Global health researchers and video game designers from Dallas’ Southern Methodist University are part of an international team using video game technology to train surgeons in sub-Saharan Africa to perform life-saving cancer surgeries.
One of the world’s most preventable and treatable forms of cancer, cervical cancer, remains a major mortality issue in Sub-Saharan Africa, according to SMU. The area is generally defined as the 48 countries that lie south of the Sahara Desert on the African continent.
In Zambia, for example, cervical cancer kills more women than any other disease.
One in five cervical cancer deaths around the world occurs in the Sub-Saharan region, which has a critical shortage of trained surgeons. This often forces women who have been diagnosed to wait months for hysterectomies.
As they wait, their tumors grow and progress, reducing the chances of survival even more.
“Radical abdominal hysterectomy is central to the treatment of early-stage invasive cancer of the cervix, a disease whose burden is the greatest in the world’s poorest countries,” Eric Bing, professor of global health at SMU and former director of global health at the George W. Bush Institute, said in a statement. “Two of the major challenges in developing surgeons to perform the procedure are the time required to train surgeons and the availability of mentors. Low-cost VR may represent one of the solutions to increasing access to surgical cancer care globally.”
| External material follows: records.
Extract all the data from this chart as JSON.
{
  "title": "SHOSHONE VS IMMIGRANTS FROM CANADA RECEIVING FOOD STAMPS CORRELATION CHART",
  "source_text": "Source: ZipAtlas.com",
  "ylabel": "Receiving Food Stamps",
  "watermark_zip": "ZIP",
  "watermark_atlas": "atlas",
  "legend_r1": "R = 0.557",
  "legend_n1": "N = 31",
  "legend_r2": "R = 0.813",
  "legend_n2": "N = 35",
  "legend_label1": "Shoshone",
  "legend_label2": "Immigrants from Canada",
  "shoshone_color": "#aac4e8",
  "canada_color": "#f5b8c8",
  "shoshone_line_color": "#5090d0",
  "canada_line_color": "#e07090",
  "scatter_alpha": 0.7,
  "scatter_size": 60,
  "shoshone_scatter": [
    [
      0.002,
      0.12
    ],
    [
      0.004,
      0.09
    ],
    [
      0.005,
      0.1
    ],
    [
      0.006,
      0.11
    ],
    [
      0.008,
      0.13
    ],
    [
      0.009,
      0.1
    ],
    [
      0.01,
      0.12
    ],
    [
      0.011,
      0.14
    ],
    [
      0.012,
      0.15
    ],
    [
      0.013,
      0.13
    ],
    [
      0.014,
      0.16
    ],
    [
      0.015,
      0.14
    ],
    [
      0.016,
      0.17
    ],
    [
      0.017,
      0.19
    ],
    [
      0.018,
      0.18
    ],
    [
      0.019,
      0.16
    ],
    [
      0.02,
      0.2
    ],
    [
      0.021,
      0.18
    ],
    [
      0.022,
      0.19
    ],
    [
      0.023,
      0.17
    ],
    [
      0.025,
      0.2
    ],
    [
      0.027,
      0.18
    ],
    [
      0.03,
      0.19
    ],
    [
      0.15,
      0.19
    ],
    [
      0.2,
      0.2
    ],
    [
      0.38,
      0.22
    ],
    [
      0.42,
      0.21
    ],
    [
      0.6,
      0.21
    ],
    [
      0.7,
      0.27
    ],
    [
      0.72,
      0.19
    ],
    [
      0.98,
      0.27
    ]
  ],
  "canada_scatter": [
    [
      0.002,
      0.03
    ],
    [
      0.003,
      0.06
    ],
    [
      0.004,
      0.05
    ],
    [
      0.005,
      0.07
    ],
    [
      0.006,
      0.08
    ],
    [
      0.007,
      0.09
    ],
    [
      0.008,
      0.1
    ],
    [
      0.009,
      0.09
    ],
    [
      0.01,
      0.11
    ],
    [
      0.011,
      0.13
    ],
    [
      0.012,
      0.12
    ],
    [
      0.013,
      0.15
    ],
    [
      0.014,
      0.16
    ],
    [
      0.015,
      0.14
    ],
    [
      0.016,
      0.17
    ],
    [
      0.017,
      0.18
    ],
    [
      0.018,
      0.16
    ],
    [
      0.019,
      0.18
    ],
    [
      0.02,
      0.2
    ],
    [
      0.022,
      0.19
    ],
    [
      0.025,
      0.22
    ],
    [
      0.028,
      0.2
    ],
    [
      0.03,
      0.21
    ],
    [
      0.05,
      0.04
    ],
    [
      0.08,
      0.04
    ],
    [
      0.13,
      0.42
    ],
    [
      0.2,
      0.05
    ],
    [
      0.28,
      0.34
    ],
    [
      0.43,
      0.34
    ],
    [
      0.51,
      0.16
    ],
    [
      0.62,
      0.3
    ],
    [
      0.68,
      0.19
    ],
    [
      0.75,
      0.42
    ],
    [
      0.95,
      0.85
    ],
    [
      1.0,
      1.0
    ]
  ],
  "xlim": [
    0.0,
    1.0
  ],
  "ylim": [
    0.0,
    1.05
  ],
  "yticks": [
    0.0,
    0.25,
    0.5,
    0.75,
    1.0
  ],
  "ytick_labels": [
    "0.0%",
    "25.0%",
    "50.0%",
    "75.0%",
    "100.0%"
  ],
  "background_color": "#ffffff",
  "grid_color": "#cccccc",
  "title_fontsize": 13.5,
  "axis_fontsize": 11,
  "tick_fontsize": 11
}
Bing and Anthony Cuevas, who is the SMU director of instructional design and a clinical professor, recently returned to the U.S. from Lusaka, Zambia.
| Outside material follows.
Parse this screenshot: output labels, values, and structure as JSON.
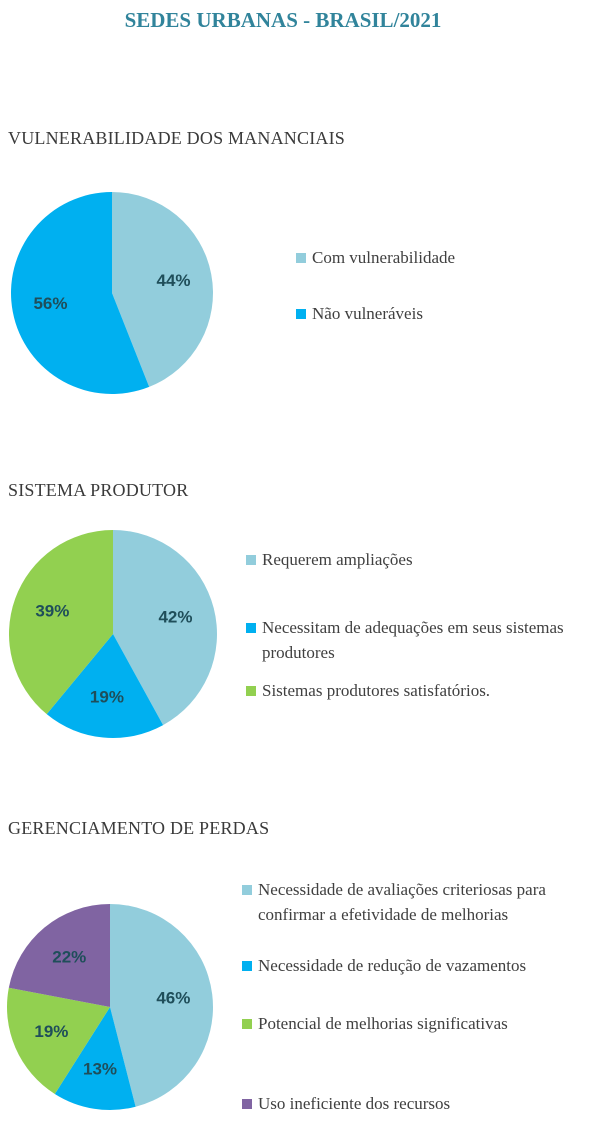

The duo is part of the team using widely available technology and Oculus Rift hardware to mirror what a surgeon might do in real life. The technology allows surgeons to practice hysterectomies virtually with off-the-shelf tech prior to training with mentor surgeons during real procedures.
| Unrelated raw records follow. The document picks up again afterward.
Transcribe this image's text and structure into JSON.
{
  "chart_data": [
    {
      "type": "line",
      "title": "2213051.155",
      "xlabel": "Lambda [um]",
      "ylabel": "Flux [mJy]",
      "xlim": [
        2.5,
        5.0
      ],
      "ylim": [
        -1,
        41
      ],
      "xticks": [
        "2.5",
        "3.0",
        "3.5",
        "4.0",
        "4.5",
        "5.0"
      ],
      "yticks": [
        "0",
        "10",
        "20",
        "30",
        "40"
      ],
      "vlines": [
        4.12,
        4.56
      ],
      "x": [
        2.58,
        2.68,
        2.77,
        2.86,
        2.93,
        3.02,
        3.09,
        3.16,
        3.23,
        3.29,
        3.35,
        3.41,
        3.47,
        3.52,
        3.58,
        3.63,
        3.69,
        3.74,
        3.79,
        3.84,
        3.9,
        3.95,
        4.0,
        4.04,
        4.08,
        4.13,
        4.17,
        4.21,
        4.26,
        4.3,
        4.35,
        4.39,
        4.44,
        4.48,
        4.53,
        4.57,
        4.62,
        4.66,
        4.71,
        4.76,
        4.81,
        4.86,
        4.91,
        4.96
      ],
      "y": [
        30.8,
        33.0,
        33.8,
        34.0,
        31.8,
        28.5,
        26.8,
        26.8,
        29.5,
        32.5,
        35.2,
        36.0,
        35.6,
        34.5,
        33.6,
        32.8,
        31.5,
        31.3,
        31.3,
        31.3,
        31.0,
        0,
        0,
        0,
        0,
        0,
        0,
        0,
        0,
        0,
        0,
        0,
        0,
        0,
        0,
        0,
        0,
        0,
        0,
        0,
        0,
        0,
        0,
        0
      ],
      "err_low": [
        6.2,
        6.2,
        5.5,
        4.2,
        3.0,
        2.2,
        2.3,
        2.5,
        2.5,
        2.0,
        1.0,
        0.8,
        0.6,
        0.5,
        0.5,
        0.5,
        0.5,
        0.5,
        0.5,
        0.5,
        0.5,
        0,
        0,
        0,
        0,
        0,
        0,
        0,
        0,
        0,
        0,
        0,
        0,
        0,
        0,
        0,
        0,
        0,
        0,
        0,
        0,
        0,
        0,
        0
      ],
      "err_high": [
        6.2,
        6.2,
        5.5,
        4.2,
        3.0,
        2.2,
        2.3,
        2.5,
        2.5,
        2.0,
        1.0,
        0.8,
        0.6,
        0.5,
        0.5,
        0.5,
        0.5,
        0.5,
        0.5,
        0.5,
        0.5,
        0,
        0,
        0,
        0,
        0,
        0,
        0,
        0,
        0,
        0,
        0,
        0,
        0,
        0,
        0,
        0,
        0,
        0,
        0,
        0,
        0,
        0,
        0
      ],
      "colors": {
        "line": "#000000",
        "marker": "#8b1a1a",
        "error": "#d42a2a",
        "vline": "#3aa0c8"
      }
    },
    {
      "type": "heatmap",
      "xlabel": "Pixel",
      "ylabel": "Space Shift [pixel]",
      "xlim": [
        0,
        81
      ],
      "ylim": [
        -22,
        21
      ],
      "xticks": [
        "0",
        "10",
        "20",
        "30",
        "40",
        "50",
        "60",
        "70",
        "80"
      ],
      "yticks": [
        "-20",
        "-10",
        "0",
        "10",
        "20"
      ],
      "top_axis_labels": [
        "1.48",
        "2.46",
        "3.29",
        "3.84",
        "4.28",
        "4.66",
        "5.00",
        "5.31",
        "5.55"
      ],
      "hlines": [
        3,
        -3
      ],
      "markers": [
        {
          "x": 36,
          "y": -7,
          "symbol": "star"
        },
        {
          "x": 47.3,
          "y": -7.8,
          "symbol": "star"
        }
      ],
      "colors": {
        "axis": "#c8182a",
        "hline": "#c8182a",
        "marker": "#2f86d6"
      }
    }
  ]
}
The surgical training utilizes virtual reality technology originally designed for in-home computer gaming and costs less than $1,000 per training station. Typically, VR surgical training technology intended for higher-income countries uses training stations that can cost more than $100,000 each.
During their training, physicians use VR headsets with hand controllers linked to software on a laptop computer.
The simulation depicts the surgical theater of an actual hospital in Lusaka, Zambia that is replete with instruments, supplies, and beeping monitors. A life-size virtual patient featured in the simulation lets the surgeon virtually make an incision, clamp, cut, and suture arteries and veins, then perform a radical hysterectomy.
Researchers determined that novice surgeons in Lusaka who underwent the training became more efficient with their time and movements over just six 20-minute virtual reality sessions. Results of their research were published in the Journal of Global Oncology in May.
Bing is the author of Pharmacy on a Bicycle: Innovative Solutions for Global Health and Poverty. He has also created and managed innovative health programs throughout Africa, the Caribbean, and South America.
Cuevas is a former curriculum designer and academic director of SMU’s Guildhall, a top-ranked graduate-level video game development program. Cuevas’ research includes the design and integration of games, simulations, and VR and AR into educational instruction.
Bing and Cuevas are both on the faculty of SMU’s Simmons School of Education and Human Development.